Executive summary

Fast-paced digital transformation is a strategic opportunity to accelerate progress towards development goals. Between 2019 and 2021, 800 million people came online for the first time – a historical jump driven by the need to work, learn and communicate during the COVID-19 pandemic lockdowns. Universal Internet coverage is a standalone target in the Sustainable Development Goals (SDGs), but the transformative power of digital technology is that it offers a gateway to job opportunities, improved government services and enhanced citizen engagement, and widens the global digital economy to include more people.

But developing countries are being left behind. Of the 2.9 billion people who are still offline, most live in developing countries. These populations either do not have Internet coverage or face barriers to use. Some 30% of Africa’s isolated rural population may never be reachable with terrestrial fibre-optic networks in a cost-effective way and 19% of the population of sub-Saharan Africa still do not have access to mobile broadband. Closing the coverage gap is essential, but not sufficient: 43% of people with access to mobile broadband do not use it. Closing the usage gap must now be the focus.

Barriers to usage include a lack of access to basic enablers. In sub-Saharan Africa, 600 million people do not have electricity to power digital devices. The high costs of data and digital devices mean that the 10 least-affordable countries for 1GB of mobile data are all developing countries. Lack of digital literacy is the most frequently cited reason in developing countries for not using the internet. Women and girls in particular have lower access to technology and lower digital literacy than men and boys, and are concerned about safety online.

Alongside the coverage and usage gaps, managing digital transformation throws new policy challenges at governments. Most developing countries have limited social protection and struggle to transition the largely informal workforce to digital sectors. Economic policies are failing to capture the benefits of e-commerce or even encourage the take up of digital tools such as email or websites in the wider economy. Developing countries’ limited resources also struggle to meet new regulatory demands and address highly specialised technical issues.

Supranational rules must respect digital sovereignty – the power and authority of a national government to make unfettered decisions affecting citizens and businesses within the digital domain. However, new risks arising from increasingly complex issues such as taxation of global digital companies, inter-dependent cybersecurity, privacy, and protection of cross-border data flows require harmonisation of governance frameworks across countries. Furthermore, only aligned national, regional and global efforts can counter the risks of digital tools being used to perpetrate human rights abuses, data leaks, cyber-attacks and the spread of disinformation within and across borders. And a common indirect risk among countries is the compounding of offline inequalities, which must be met with people-centred approaches.

To be successful, international standard-setting must recognise the varying digital and regulatory capacity levels of low- and middle-income countries. About 70% of the countries that adopted data protection laws since 2010 are low- and middle-income, but implementation proves difficult with few resources. Lack of implementation can lead to higher trading barriers and regimes that are unsuitable to the context. Developing countries must participate in digital trade discussions and help shape the rules that will underpin a growing part of their economies, but African countries account for only 6 of the 75 countries in negotiations on global rules on e-commerce at the World Trade Organisation.

As with the imperative to go green, the choices countries make now in terms of digital investment, infrastructure, regulations, policy and capacity will either lock in digital divides for decades to come or lay the foundations for a future of shared prosperity and well-being.

The global digital transition thus challenges development co-operation providers to adapt and ensure their actions contribute to digital transformations that are inclusive, advance sustainable and green development, and manage the risks and rewards of digital technologies. As stakeholders in these choices, they can also raise questions of rights, power, ownership, protection, fairness and equality that must be addressed to tip the balance towards a just digital transformation.

Leveraging their resources and relationships, official development actors can create partnerships to maximise the returns on limited financing for digital investment, and help low- and middle-income countries shape the global standards they are expected to meet. Development actors must also recognise that digital interventions can have negative consequences and evaluate whether their decisions and interventions use digital tools to maximum advantage.

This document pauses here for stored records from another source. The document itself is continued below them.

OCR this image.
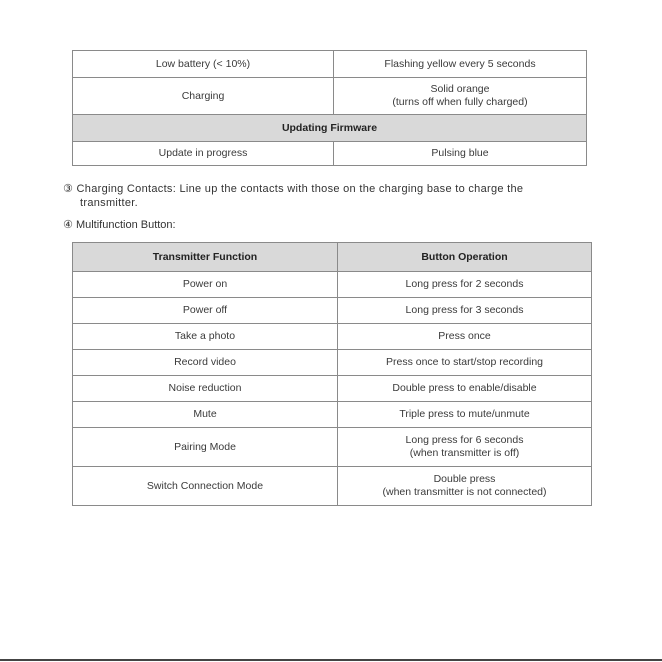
Low battery (< 10%)	Flashing yellow every 5 seconds
Charging	Solid orange
(turns off when fully charged)

Updating Firmware	
Update in progress	Pulsing blue
③ Charging Contacts: Line up the contacts with those on the charging base to charge the
transmitter.
④ Multifunction Button:
Transmitter Function	Button Operation
Power on	Long press for 2 seconds
Power off	Long press for 3 seconds
Take a photo	Press once
Record video	Press once to start/stop recording
Noise reduction	Double press to enable/disable
Mute	Triple press to mute/unmute
Pairing Mode	Long press for 6 seconds
(when transmitter is off)

Switch Connection Mode	Double press
(when transmitter is not connected)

Overall, development co-operation can tip the balance towards a just digital transformation by:

  • Ensuring policies and partnerships power an inclusive digital future

  • Supporting national and regional building blocks for sustainable digital ecosystems

  • Making digital financing fit for purpose with greater scale, innovation and flexibility

Just nine years remain to regain ground lost in the COVID-19 crisis and achieve the Sustainable Development Goals (SDGs). Development actors have a role to ensure that digital transformation serves those aims.